Nvidia Unveils Rubin and Announces New Open Source Autonomous Driving Model
Nvidia CEO Jensen Huang on Monday announced a new autonomous driving model that aims to help cars reach Level 4 autonomous driving, in which a driver isn’t required to supervise the vehicle.
Separately, Huang also announced more detailed specifications for the company’s upcoming next-generation flagship AI chips, known as Rubin. The family of chips are designed to reduce the cost of generating AI tokens by as much as tenfold, when compared with its previous generation chips, the company said.
They also aim to cut the number of GPUs needed to train mixture-of-experts models by a factor of four. Those models use far less computing power by sending each query only to the most relevant parts of the model, rather than activating the entire model at once.
Speaking in a keynote presentation at the annual Consumer Electronics Show in Las Vegas, Huang said Nvidia’s new family of self-driving models called Alpamayo are the world’s first that can think and reason. “We imagine that someday a billion cars on a road will all be autonomous,” he said.
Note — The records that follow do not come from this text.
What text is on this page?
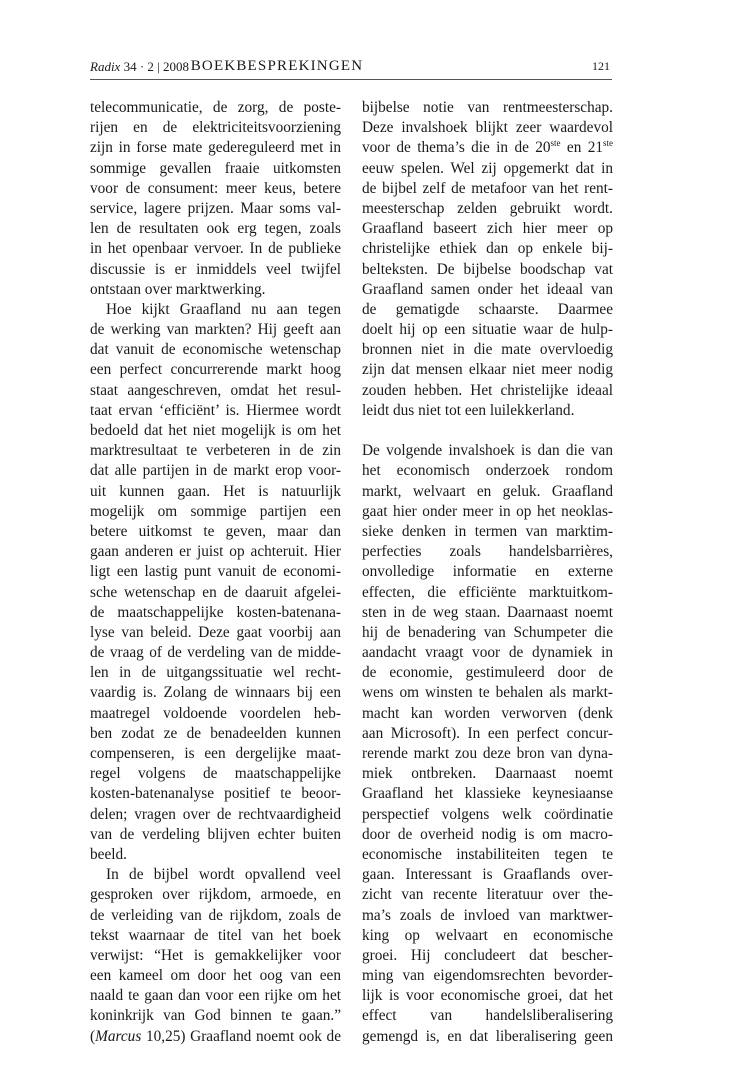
Radix 34 · 2 | 2008 BOEKBESPREKINGEN	121
telecommunicatie, de zorg, de poste-
rijen en de elektriciteitsvoorziening
zijn in forse mate gedereguleerd met in
sommige gevallen fraaie uitkomsten
voor de consument: meer keus, betere
service, lagere prijzen. Maar soms val-
len de resultaten ook erg tegen, zoals
in het openbaar vervoer. In de publieke
discussie is er inmiddels veel twijfel
ontstaan over marktwerking.
Hoe kijkt Graafland nu aan tegen
de werking van markten? Hij geeft aan
dat vanuit de economische wetenschap
een perfect concurrerende markt hoog
staat aangeschreven, omdat het resul-
taat ervan ‘efficiënt’ is. Hiermee wordt
bedoeld dat het niet mogelijk is om het
marktresultaat te verbeteren in de zin
dat alle partijen in de markt erop voor-
uit kunnen gaan. Het is natuurlijk
mogelijk om sommige partijen een
betere uitkomst te geven, maar dan
gaan anderen er juist op achteruit. Hier
ligt een lastig punt vanuit de economi-
sche wetenschap en de daaruit afgelei-
de maatschappelijke kosten-batenana-
lyse van beleid. Deze gaat voorbij aan
de vraag of de verdeling van de midde-
len in de uitgangssituatie wel recht-
vaardig is. Zolang de winnaars bij een
maatregel voldoende voordelen heb-
ben zodat ze de benadeelden kunnen
compenseren, is een dergelijke maat-
regel volgens de maatschappelijke
kosten-batenanalyse positief te beoor-
delen; vragen over de rechtvaardigheid
van de verdeling blijven echter buiten
beeld.
In de bijbel wordt opvallend veel
gesproken over rijkdom, armoede, en
de verleiding van de rijkdom, zoals de
tekst waarnaar de titel van het boek
verwijst: “Het is gemakkelijker voor
een kameel om door het oog van een
naald te gaan dan voor een rijke om het
koninkrijk van God binnen te gaan.”
(Marcus 10,25) Graafland noemt ook de
bijbelse notie van rentmeesterschap.
Deze invalshoek blijkt zeer waardevol
voor de thema’s die in de 20ste en 21ste
eeuw spelen. Wel zij opgemerkt dat in
de bijbel zelf de metafoor van het rent-
meesterschap zelden gebruikt wordt.
Graafland baseert zich hier meer op
christelijke ethiek dan op enkele bij-
belteksten. De bijbelse boodschap vat
Graafland samen onder het ideaal van
de gematigde schaarste. Daarmee
doelt hij op een situatie waar de hulp-
bronnen niet in die mate overvloedig
zijn dat mensen elkaar niet meer nodig
zouden hebben. Het christelijke ideaal
leidt dus niet tot een luilekkerland.
De volgende invalshoek is dan die van
het economisch onderzoek rondom
markt, welvaart en geluk. Graafland
gaat hier onder meer in op het neoklas-
sieke denken in termen van marktim-
perfecties zoals handelsbarrières,
onvolledige informatie en externe
effecten, die efficiënte marktuitkom-
sten in de weg staan. Daarnaast noemt
hij de benadering van Schumpeter die
aandacht vraagt voor de dynamiek in
de economie, gestimuleerd door de
wens om winsten te behalen als markt-
macht kan worden verworven (denk
aan Microsoft). In een perfect concur-
rerende markt zou deze bron van dyna-
miek ontbreken. Daarnaast noemt
Graafland het klassieke keynesiaanse
perspectief volgens welk coördinatie
door de overheid nodig is om macro-
economische instabiliteiten tegen te
gaan. Interessant is Graaflands over-
zicht van recente literatuur over the-
ma’s zoals de invloed van marktwer-
king op welvaart en economische
groei. Hij concludeert dat bescher-
ming van eigendomsrechten bevorder-
lijk is voor economische groei, dat het
effect van handelsliberalisering
gemengd is, en dat liberalisering geen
Nvidia is making its Alpamayo models open source, which allows outside developers to build their own self-driving cars based on its tech. That could ultimately drive sales of more Nvidia chips.
Huang said the first cars based on Nvidia’s self-driving tech would be made by Mercedes-Benz and be on the road by the first quarter of this year in the U.S. Those cars, however, will only offer Level 2 autonomous driving, which requires drivers to still supervise the vehicle.